Once this is stored in the database we are planning to use Indesign to create the pdf. We currently we have a template built, but when we generate an xml document and import into Indesign the html tags are just written out. Is there a way around this, to get Indesign to maintain the tags as they would be in html? We just need some simple ones, like bold, strikeout, underling, center align.
Thanks.
We have had some bad experiences importing xml into InDesign directly.
If you are still having trouble with this issue, check out the open source Ickmull code library. It converts an xhtml file to an idml file, that can then be opened in InDesign. This might be a better web to print workflow for you.

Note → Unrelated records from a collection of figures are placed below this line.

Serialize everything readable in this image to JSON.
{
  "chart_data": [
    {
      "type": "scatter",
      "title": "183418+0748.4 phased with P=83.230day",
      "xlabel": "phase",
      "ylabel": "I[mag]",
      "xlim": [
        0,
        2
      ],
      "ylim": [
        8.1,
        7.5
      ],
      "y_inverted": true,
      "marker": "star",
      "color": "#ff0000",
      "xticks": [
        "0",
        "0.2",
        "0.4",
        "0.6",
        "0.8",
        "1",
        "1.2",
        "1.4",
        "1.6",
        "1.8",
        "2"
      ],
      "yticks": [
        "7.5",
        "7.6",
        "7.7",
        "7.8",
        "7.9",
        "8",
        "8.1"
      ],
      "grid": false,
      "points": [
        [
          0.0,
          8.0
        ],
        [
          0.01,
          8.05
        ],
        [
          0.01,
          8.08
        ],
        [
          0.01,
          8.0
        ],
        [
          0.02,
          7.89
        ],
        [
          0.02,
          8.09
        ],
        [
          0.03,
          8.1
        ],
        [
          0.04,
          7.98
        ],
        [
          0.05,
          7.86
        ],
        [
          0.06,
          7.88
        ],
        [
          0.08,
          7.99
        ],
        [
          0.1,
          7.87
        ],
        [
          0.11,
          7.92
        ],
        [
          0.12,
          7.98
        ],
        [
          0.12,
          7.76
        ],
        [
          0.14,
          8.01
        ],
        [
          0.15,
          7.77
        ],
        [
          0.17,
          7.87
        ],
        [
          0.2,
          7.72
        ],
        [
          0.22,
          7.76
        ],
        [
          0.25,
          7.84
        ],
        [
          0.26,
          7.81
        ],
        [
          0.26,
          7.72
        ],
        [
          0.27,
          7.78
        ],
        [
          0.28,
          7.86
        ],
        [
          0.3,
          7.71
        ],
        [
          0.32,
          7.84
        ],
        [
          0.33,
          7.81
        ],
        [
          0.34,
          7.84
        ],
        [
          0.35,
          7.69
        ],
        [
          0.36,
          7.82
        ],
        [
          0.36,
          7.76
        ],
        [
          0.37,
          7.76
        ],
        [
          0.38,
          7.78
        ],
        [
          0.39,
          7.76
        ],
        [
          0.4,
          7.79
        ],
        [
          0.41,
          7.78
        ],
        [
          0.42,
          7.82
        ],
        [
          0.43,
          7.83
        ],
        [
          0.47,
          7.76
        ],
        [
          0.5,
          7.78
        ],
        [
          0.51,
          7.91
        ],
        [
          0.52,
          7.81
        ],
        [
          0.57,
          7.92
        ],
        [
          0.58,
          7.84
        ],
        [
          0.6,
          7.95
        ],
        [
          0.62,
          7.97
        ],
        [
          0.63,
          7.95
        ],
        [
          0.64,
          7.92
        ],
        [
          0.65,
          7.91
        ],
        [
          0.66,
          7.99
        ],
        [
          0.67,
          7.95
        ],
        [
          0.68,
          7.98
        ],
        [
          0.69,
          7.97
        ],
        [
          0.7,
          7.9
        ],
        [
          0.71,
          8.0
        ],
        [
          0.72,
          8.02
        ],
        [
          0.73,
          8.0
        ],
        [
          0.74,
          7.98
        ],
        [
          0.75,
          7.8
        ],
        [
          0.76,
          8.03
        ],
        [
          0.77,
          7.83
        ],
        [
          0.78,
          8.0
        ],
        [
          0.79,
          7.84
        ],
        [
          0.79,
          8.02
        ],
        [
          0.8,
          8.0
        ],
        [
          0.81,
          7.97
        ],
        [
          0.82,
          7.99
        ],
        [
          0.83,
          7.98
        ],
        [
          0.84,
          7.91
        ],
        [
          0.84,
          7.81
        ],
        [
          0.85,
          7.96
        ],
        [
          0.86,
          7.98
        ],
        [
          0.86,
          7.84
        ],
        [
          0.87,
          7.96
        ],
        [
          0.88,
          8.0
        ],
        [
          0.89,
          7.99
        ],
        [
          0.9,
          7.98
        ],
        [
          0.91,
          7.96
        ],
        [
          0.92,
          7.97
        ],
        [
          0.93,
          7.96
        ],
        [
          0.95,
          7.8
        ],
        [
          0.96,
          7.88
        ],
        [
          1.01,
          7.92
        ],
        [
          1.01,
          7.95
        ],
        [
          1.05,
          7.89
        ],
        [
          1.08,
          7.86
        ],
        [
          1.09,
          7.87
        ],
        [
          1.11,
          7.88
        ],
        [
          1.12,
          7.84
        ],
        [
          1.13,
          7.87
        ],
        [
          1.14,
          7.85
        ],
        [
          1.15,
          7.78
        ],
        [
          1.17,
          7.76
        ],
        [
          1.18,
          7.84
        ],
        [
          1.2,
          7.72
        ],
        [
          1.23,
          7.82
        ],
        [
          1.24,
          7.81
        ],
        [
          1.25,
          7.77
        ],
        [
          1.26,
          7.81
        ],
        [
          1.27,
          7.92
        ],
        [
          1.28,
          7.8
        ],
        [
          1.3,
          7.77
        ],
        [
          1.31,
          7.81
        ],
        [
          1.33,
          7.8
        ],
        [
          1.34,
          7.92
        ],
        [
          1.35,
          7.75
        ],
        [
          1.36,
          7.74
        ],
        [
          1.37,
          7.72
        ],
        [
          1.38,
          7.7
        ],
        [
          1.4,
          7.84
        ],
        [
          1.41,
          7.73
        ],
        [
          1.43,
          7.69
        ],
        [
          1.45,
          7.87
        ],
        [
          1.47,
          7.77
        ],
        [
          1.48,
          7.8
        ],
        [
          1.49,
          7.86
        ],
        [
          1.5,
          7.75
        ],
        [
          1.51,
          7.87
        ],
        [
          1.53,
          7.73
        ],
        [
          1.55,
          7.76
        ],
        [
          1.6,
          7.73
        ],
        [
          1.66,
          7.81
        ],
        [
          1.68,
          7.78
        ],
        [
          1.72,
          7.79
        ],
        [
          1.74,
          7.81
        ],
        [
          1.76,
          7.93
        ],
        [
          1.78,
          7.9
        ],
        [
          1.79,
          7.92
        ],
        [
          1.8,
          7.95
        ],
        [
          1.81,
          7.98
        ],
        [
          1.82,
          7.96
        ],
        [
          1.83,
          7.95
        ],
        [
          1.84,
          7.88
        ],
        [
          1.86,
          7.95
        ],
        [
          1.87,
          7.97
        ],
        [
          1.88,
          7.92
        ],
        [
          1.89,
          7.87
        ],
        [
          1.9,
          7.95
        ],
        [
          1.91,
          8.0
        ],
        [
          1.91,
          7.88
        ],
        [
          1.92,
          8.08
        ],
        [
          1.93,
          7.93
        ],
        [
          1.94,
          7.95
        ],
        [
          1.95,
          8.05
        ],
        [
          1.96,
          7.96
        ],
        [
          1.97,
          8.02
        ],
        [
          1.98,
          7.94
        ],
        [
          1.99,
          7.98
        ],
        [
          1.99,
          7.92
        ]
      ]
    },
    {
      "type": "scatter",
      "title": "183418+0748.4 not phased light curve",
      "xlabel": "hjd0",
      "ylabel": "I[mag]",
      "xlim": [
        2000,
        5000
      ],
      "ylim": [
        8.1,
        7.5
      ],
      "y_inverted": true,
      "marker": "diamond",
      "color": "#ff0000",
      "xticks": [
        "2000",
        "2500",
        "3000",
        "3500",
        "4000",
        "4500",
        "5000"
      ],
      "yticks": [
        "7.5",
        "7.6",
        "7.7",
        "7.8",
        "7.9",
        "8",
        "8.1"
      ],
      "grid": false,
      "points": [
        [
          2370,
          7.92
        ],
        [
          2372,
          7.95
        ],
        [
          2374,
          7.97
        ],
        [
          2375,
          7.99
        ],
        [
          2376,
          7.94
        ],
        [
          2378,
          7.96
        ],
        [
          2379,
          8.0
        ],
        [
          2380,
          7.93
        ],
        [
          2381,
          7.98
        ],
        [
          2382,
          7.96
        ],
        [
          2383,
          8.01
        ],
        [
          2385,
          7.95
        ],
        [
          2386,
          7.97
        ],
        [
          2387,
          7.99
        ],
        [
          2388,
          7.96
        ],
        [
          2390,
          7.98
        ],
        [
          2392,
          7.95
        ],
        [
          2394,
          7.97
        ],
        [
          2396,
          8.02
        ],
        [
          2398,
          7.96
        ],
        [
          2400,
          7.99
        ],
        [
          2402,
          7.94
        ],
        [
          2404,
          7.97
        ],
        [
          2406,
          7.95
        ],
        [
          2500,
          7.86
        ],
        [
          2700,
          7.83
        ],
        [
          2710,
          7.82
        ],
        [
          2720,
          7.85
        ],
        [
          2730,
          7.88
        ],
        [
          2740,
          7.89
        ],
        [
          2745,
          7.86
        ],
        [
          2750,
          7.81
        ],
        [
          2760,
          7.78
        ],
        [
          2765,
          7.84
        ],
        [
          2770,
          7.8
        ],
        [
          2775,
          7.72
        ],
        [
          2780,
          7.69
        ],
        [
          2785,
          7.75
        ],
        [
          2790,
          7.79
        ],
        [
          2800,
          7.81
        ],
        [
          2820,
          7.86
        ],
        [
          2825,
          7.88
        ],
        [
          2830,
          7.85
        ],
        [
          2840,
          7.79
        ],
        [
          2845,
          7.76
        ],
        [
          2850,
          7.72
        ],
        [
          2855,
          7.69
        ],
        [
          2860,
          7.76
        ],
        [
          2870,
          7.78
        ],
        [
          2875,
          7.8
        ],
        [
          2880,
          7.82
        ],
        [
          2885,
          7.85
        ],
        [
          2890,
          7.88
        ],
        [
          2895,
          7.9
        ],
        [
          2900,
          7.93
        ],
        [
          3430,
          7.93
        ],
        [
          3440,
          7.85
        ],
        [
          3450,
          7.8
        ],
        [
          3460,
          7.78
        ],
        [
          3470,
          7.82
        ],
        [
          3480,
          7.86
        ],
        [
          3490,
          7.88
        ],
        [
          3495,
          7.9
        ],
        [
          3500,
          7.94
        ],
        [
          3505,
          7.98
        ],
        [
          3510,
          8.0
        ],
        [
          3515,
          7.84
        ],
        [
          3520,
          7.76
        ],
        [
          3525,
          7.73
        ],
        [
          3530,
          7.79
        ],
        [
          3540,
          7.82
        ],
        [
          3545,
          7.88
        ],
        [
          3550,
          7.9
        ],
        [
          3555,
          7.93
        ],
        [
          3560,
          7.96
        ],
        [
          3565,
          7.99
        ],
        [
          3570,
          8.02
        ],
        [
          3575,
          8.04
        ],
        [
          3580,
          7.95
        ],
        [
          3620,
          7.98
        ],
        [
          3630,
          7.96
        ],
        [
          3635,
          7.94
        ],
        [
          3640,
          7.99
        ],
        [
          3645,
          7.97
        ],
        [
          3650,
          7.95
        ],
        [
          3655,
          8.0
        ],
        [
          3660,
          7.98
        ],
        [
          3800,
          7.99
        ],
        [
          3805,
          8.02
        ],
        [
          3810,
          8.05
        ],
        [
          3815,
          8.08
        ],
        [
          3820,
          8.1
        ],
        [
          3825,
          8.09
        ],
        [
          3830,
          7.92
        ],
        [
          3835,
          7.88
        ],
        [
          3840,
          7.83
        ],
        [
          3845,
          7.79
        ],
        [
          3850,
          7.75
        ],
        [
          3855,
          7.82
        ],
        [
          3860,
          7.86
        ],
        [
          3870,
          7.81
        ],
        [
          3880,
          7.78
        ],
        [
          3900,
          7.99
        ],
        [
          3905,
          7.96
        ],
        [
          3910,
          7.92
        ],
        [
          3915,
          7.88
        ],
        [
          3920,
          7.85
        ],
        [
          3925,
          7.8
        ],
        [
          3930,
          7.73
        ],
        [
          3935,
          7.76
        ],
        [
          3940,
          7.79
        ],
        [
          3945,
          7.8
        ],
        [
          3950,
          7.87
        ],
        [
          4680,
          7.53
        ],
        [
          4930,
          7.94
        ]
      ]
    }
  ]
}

http://code.google.com/p/ickmull/
Maybe you can use a Markdown to InDesign translater as a starting point: http://www.jongware.com/markdownid.html
Pandoc now support export to ICML (Adobe InCopy's XML format that can be "placed" in InDesign documents). To convert HTML to ICML:
See Importing Markdown in InDesign in the pandoc wiki for details around the workflow.
This is an old question, but the problem is probably perennial.
Here is an easy real-world technique. It may not be perfectly suited to an automatic workflow, but is perfect for occasional use.
Copy the html code, for example from the source view of the browser. Omit the head part, css, menus, etc., and copy only the relevant content which may be enclosed in a series of div, section or other container tags.
Paste in a plain text document (Notepad on Windows, TextEdit on Mac) and save as a plain text file with a
.html
extension.Open the html file with LibreOffice. I tried with versions 4 and 6, and they both parse html just fine. You get a document with paragraph styles (like headings) and character styles (like bold and italic). Optionally select all and change the font to Times New Roman. Save as a
.docx
file, or some other file type.Import this to InDesign with options for preserving styles and formatting and importing styles automatically. You get a document with paragraph styles and character styles which you may edit as you wish.
This tool is a decent HTML to InDesign importer: https://www.id-extras.com/html-import-script
It may take some rework, but it brings in styles that you can edit and has saved me a bunch of time.
You'll need to translate the HTML tags into CharacterStyles, and apply those to the XML on import.
The tricky thing is that CharacterStyles can't be applied nested like HTML can, so you need to make a CharacterStyle for each combination that might be present. Or you can apply styles to the specific run of text, with a script.